In [None]:
### The following is a model that aims to predict the direction of the movement of the price of a dogecoin based on Elon Musk's tweets ###

In [1]:
# Loading libraries, getting resources:
import pandas as pd
import nltk
import random
import csv
nltk.download('stopwords')
from nltk.corpus import stopwords
from nltk.probability import FreqDist

[nltk_data] Downloading package stopwords to
[nltk_data]     C:\Users\kenez\AppData\Roaming\nltk_data...
[nltk_data]   Package stopwords is already up-to-date!


In [2]:
# Data initialization:
# We expect the user of the model to know their dataset well, the code itself does not have data preparative features
# In our case the raw data was processed using mostly pandas and excel features, we felt like the code needn't be 
# included here as it is not remotely reproducible anyways
data = pd.read_csv('data_19_22.csv', delimiter = ',')

In [3]:
# Creating the functions that classify the data

# We create the function that makes a list of lists of words of the tweets 

def into_words(tweetcolumn):
    wordlist = []
    for tweet_sentence in tweetcolumn:
            tweet_sentence_string_lower = str(tweet_sentence).lower()
            tweet_words = tweet_sentence_string_lower.split()
            wordlist.append(tweet_words)
    return(wordlist)

# We create the function that removes stopwords from the list, thus creating a stopword-free list of words

def filterstopwords(wordlist):
    filtered_wordlist = []
    stop_words = list(stopwords.words('english'))
    for lists in wordlist:
        for words in lists:
            if  words.lower() not in stop_words:
                
                filtered_wordlist.append(words.lower())
    return(filtered_wordlist)

# We create the function that makes a list of the top 100 words used by Elon Musk in his tweetings

def top5kwordizer(filtered_wordlist):
    all_words = nltk.FreqDist(filtered_wordlist)
    all_features = list(all_words)[:2500]
    return all_features

# We create the function that makes the list of lists that contain dictionaries with the features

def list_of_dicts(tweet_sentence, all_features): 
    tweet_words = set(tweet_sentence)
    features = {}
    for word in all_features:
        if word in tweet_words:
            features['contains({})'.format(word)] = True
        else:
            features['contains({})'.format(word)] = False
    return features

In [5]:
### Using the functions to go from our dataset to a classified set of data

# Running the functions one by one to classify the data
wordized_list = into_words(data['tweet']) # we have the list of lists of words
filteredwords = filterstopwords(wordized_list) # we have the list of all words filtered free of stopwords
top2500words = top5kwordizer(filteredwords) # we have the top100 words from the list above
dictslist = list() # we get the list of list of dictionaries containing the features and if theyre in the tweet or not
for tweet in wordized_list: 
        dictslist.append(list_of_dicts(tweet, top2500words))
        
# Using pandas's very nice dataframe feature to build our classified dataset

workingdataframe = pd.DataFrame()
workingdataframe['features'] = (pd.Series(list(dictslist)))
workingdataframe['direction'] = data['direction']

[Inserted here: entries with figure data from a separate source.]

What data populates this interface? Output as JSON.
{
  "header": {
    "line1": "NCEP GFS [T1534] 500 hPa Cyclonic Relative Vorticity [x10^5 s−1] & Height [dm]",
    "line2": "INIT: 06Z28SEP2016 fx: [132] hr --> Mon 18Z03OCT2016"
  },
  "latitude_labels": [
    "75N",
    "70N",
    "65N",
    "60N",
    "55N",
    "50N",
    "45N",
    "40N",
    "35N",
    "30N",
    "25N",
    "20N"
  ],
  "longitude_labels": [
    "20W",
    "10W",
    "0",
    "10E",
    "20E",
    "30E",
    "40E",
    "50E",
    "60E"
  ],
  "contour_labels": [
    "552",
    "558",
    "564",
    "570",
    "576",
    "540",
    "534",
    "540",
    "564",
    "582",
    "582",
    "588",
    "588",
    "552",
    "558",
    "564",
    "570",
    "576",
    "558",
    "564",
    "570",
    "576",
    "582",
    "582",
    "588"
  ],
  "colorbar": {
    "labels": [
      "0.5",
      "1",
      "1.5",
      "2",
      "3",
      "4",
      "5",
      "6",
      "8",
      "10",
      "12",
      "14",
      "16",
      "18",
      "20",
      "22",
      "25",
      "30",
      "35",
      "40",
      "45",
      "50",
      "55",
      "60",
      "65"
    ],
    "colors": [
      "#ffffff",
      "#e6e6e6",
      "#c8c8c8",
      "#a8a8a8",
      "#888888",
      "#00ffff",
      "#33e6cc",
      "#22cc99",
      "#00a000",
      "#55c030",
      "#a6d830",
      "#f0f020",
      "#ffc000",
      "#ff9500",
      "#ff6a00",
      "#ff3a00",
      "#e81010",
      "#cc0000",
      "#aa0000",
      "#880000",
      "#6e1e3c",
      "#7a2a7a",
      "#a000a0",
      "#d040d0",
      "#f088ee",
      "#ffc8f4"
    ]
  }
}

# Creating the list of lists that the model will train on

finaldata = workingdataframe.values.tolist()

In [6]:
# Training the model

train_set = finaldata[:8000]
test_set = finaldata[8000:]
classifier = nltk.NaiveBayesClassifier.train(train_set)
acc = nltk.classify.accuracy(classifier, test_set)
print("The accuracy of the model is : ", acc)
classifier.show_most_informative_features(5)

The accuracy of the model is :  0.47941787941787944
Most Informative Features
     contains(@joebiden) = True                1 : 0      =     12.7 : 1.0
     contains(@f9block5) = True                0 : 1      =      8.7 : 1.0
    contains(@sirineati) = True                0 : 1      =      8.1 : 1.0
     contains(@sjvtesla) = True                1 : 0      =      7.9 : 1.0
  contains(@martiandays) = True                0 : 1      =      7.4 : 1.0


In [None]:
### Hope you enjoyed using the model, good luck in life!